Après Watch_Dogs et Assassin’s Creed Unity, on ne savait plus vraiment si, cette année, Ubisoft allait tout foirer. Mais Far Cry, peut-être parce qu’il n’est pas né à l’origine du vaisseau amiral de Montréal, semble échapper à la malédiction.

Après un troisième épisode plébiscité partout, cap sur le Tibet, à moins que ce soit la Birmanie, en tout cas aux pieds de l’Himalaya. Au démontage cinglant du Yolo sous les tropiques, le jeu laisse place cette fois à une parodie de guerre civile, où sur fond de décors montagneux et de trip post beatnik, s’affrontent guérilleros engagés et dictateur mégalo. Si, comme sur Far Cry 3, le cadre vaut moins pour son sérieux que comme prétexte à un cynisme moqueur aussi tordant que crétin (un point pour la VF trashant les frasques de Depardieu au Kazakhstan), il est surtout (encore une fois), un formidable support pour son open world. Cette grande obsession d’Ubisoft.
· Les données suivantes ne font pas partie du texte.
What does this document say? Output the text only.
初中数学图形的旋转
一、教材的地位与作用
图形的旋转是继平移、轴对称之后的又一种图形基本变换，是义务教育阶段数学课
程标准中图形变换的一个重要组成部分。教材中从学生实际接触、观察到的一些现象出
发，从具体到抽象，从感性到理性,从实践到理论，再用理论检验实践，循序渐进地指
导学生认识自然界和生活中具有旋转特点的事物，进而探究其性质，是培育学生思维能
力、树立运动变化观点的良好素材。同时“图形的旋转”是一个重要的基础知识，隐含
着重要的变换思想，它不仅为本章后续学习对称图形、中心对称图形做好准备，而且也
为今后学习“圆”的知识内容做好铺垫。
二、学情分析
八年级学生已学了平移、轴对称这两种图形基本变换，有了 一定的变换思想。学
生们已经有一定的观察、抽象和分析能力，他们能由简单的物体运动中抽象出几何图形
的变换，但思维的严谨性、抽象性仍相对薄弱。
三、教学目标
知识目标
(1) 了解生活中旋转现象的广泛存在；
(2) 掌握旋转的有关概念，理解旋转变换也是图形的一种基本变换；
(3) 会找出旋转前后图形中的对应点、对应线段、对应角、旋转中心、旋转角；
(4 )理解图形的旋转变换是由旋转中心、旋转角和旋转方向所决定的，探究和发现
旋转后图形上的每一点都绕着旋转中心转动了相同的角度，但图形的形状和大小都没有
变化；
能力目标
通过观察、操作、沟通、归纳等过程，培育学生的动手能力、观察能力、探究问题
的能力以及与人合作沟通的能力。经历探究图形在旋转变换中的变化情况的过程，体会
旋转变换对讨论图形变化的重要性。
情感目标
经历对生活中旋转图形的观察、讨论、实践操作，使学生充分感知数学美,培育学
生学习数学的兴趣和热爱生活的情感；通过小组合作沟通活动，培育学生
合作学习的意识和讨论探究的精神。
Au premier coup d’oeil, pourtant, rien ne pourrait presque différencier le jeu de ceux envoyés encore récemment par le studio. Devant une carte saturée de taches, de missions à remplir pour éliminer l’armée ennemi, récupérer un point de contrôle, s’infiltrer dans une forteresse, détourner un convoi, le joueur est pris de vertige. Trop de choses à faire, de missions annexes, d’objets à collecter (l’argent s’amasse encore avec une facilité déconcertante), sans parler des parties de chasse ou des balades en bagnole incroyablement agréable à prendre en mains. Parfois, devant la map, on en vient presque à chercher son objectif principal, perdu dans une fourmilière de pictogrammes. Pourtant, contrairement à Watch_Dogs ou Unity, le joueur n’est jamais perturbé par cette peur du vide qui conduit les jeux Ubi. Parce qu’il suffit de s’éloigner des routes pour aller flâner, parce que le hub n’est pas matraqué de sollicitations intempestives qui interpellent le joueur comme le poissonnier un jour de marché, Far Cry 4 réussit à être l’open world idéal selon Ubi. Celui de la liberté et du plein emploi qui sans profondeur contient toutefois assez d’idées et d’espace pour tenir en haleine vingt heures durant, sans lasser – une gageur face aux bourratifs Watch_Dogs et Assassin’s Creed.

Le plaisir de jeu est ainsi constant et fluide, soutenu à la fois par la maitrise d’une physique ni trop souple ni trop réaliste mais toujours équilibrée. Et par des environnements, parfois sublimes (composition, végétation, lumière…), dont l’architecture laisse une jolie palette d’embranchements tactiques : en terme de stealth le jeu tient la dragée haute aux tenants du genre. Tout ici semble presque plus bichonné, cohérent, réfléchi, que dans les productions habituelles d’Ubisoft. Le jeu suit peut-être simplement l’esprit de la licence, il a un vrai ton, des dialogues baddass bien sentis, une structure narrative qui encadre solidement un parcours pourtant ouvert à la bifurcation constante (le récit lui-même obligeant à faire des choix modifiant la suite de l’histoire). L’illusion du monde ouvert et organique n’est jamais parfaite, mais, n’empêche, régulièrement le jeu sait prendre par surprise, créant aléatoirement des incidents, entre factions ennemis ou avec la faune (à la fois allié, danger ou ressources), qui donnent à cet univers sa part d’impondérables. Rien de sidérant, mais encore une fois assez pour ne jamais tirer à la ligne, masquer la redondance des actions, sans compter des interludes psychédéliques s’imposant parmi les meilleurs moments du jeu : mémorable attaque hallucinée dans un bunker où, sur fond de techno birmane, on se dit que la BO signée Cliff Martinez (Drive, Spring Breakers et la plupart des films de Steven Soderbergh) est le signe d’un jeu qui a effectivement certaines ambitions et sait se donner une couleur.

Oubliez les hommes de l’ombre encapuchonnés, le game design hyperactif d’Ubi a trouvé avec Far Cry le meilleur moyen de compenser sa volonté insatiable de maintenir le joueur en éveil. Sur les routes du Keirat, son pays imaginaire, on vadrouille à n’en plus finir, sans trop savoir pourquoi, mais ça n’a pas d’importance, c’est le ride qui compte.